К концу 1990-х гг., когда я был в Гуанакасте, Янцен практически закончил с организацией своего заповедника. Больше времени он теперь посвящал своей подлинной страсти — коста-риканским бабочкам. В его небольшом домике (три комнаты под крышей из оцинкованного железа) — штаб-квартире заповедника — вы обязательно увидите десятки пластиковых пакетиков, подвешенных к потолочным балкам; в каждом пакетике сидит гусеница и грызет зеленый лист.
— Моя цель отыскать всех гусениц прежде, чем меня тут похоронят, — сказал мне Янцен.
Заповедник Гуанакасте — не просто возрождение первозданных лесов. Важнее, что в будущем эти леса разрастутся и превратятся в самоподдерживающуюся экосистему.
— Вы можете вернуться сюда через тысячу лет, а эти леса по-прежнему будут на месте, — сказал Янцен.
Однажды вечером мы с Бруксом ворвались в дом Янцена без предупреждения. В тот день мы препарировали животных и вдоволь насмотрелись на паразитов, а вечером решили заехать в бар, находившийся в получасе пути, и что-нибудь выпить.
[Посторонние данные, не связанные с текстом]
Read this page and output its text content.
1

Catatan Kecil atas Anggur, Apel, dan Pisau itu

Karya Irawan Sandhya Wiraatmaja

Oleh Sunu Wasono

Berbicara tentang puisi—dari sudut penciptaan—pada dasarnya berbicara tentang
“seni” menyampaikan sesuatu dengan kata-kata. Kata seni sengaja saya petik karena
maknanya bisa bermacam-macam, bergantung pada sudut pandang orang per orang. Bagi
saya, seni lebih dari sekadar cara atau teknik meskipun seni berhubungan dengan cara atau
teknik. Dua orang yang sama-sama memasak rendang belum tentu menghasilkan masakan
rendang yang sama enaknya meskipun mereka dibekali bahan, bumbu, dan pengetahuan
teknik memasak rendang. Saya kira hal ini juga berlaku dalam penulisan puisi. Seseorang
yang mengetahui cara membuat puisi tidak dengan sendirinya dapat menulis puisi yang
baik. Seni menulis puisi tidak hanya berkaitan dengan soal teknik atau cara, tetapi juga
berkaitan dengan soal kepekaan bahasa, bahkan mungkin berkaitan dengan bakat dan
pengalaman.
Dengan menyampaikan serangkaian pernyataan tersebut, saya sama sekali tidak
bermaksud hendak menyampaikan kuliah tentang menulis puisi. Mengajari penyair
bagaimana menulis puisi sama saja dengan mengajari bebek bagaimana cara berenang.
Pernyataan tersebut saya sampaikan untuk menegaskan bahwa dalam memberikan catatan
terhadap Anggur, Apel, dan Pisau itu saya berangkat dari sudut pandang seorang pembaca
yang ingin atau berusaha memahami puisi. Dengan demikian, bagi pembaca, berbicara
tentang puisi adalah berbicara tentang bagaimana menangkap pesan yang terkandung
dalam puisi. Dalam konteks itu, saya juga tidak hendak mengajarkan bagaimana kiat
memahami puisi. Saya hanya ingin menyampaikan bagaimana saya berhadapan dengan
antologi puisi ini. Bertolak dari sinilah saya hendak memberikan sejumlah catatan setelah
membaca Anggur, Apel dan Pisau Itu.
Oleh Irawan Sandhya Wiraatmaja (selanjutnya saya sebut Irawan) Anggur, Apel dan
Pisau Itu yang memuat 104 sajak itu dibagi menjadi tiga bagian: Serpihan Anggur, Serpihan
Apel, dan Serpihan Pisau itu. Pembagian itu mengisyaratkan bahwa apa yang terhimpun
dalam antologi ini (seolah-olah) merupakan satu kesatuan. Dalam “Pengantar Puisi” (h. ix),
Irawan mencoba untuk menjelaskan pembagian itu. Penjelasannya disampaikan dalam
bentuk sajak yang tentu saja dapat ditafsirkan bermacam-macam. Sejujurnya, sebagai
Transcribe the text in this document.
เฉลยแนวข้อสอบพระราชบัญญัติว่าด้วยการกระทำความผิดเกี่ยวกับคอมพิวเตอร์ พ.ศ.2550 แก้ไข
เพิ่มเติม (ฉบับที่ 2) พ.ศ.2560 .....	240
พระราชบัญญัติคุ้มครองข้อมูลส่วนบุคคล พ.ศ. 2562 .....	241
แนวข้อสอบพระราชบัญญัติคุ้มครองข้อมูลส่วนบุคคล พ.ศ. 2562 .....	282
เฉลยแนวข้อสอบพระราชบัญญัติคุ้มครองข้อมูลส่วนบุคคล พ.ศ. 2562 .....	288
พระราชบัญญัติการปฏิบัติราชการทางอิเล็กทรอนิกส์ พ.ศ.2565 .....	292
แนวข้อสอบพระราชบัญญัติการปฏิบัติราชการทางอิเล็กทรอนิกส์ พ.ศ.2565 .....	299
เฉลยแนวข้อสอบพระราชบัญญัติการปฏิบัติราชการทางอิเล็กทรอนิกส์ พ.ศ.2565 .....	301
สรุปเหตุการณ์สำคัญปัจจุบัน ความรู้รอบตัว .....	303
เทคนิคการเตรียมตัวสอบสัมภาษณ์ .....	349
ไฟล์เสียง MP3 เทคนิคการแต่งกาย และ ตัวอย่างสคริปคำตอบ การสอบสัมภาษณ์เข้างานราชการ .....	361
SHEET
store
Неожиданно фары нашего джипа высветили на дороге пушистое тельце. Мы остановились и отъехали немного назад. На дороге лежала мертвая лиса, только что убитая: ее пушистый хвост еще не опал. Мы положили тельце в машину, развернулись и направились обратно в Гуанакасте. Добравшись до дома Янцена, Брукс вытащил тельце лисы, внес в дом и положил на бетонный пол в гостиной. Животное выглядело нетронутым, но было видно, что оно получило сильнейший удар: глаза его чуть не выскочили из орбит. Янцен сказал:
— Ну, что мы здесь имеем?
Его жена Янцена Уинни вышла к нам из задней комнаты посмотреть, что происходит. Сидевший у нее на плече ручной дикобраз Эспинита в страхе ощетинился иголками.
— Ты слишком многому научился у своих кошек, — сказала Уинни Бруксу, — например, приносишь добычу к дверям.